Why Phoenix changed so much after 1887


If you've lived in Phoenix for a while, I think you'd agree that it changes a lot. Old buildings are torn down, new buildings spring up. For the past few years I've noticed that the street corners that I used to know so well all seem to look the same, as they're either a Walgreens or a CVS. And people who have lived here longer than me have seen it over and over again. At the risk of sounding poetic, Phoenix really is like the legendary Phoenix Bird, which was reborn from its ashes over and over again.

So, it fascinates me to how many times Phoenix has been reinvented. I like seeing the things that remain the same, like the mountains and the streets, but the buildings tend to disappear. And what fascinates me the most is trying to visualize what happened after 1887, when the railroad finally arrived in Phoenix.

Time-travel with me to the 1870s. Phoenix was platted in 1870, and the town started growing right away. I guess it had the things that people wanted, like cheap land, and, well, cheap land. It had a steady supply of water, from "Swilling's Ditch" - the canal that ran along Van Buren, and it had, let's see, oh yeah, cheap land. It certainly didn't have a railroad. Phoenix would have to wait eighteen years for the arrival of the railroad.


And without a railroad, it wasn't easy to transport building materials to Phoenix. And no, the rivers didn't flow enough to float ships on them, in spite of modern-day fantasy about it. Building materials had to be hauled in by mule train, or found right there.

So the local building material was mud, reinforced with whatever could be found locally, mesquite, cactus, whatever. If you had a LOT of money, you could bring in some timber from up north, with a mule train. In fact, some of the pre-1887 buildings were so crude that after they were abandoned, people thought that they were very ancient. They were just mud, rocks, and a little bit of timber.

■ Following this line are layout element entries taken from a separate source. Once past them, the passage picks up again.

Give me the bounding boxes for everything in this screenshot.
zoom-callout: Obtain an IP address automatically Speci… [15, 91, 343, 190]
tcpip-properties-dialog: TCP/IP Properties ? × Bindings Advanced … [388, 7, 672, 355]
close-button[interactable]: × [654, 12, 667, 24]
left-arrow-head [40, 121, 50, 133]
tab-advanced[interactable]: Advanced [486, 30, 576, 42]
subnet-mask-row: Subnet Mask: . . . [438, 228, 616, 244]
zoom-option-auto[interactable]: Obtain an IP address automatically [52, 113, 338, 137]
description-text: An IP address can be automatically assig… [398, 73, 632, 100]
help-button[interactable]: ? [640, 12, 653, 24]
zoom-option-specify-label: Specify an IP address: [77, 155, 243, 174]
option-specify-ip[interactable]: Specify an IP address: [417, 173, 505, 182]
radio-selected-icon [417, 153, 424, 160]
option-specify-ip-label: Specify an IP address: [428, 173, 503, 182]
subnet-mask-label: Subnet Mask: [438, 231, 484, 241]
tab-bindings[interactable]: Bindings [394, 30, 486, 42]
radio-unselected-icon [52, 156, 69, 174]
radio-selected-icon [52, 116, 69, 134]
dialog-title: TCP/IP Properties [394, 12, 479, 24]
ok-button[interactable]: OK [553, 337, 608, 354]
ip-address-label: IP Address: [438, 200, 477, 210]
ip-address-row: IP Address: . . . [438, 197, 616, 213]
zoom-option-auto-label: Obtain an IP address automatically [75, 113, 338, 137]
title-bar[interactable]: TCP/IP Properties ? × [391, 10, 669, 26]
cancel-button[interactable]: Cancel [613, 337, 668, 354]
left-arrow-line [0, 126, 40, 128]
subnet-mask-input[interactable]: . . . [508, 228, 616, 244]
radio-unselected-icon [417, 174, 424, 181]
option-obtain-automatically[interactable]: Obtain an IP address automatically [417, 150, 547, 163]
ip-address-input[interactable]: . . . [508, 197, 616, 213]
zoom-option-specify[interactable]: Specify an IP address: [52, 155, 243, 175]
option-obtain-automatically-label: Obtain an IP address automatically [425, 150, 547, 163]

Then in 1887 the railroad arrived, and everything changed. Building materials suddenly became much cheaper (although they were still expensive!) and buildings made of brick started to pop up. The old adobes were abandoned, or knocked down (which didn't really take much, they tended to melt in the rain).

If you lived in Phoenix before 1887, and went away for a few years, your city would have become almost unrecognizable when you got back. That's what Phoenix does.

Image above: Washington between 1st Street and Central in the early 1880s. After the railroad arrived, this would all change very suddenly, and the old adobe buildings would be left behind.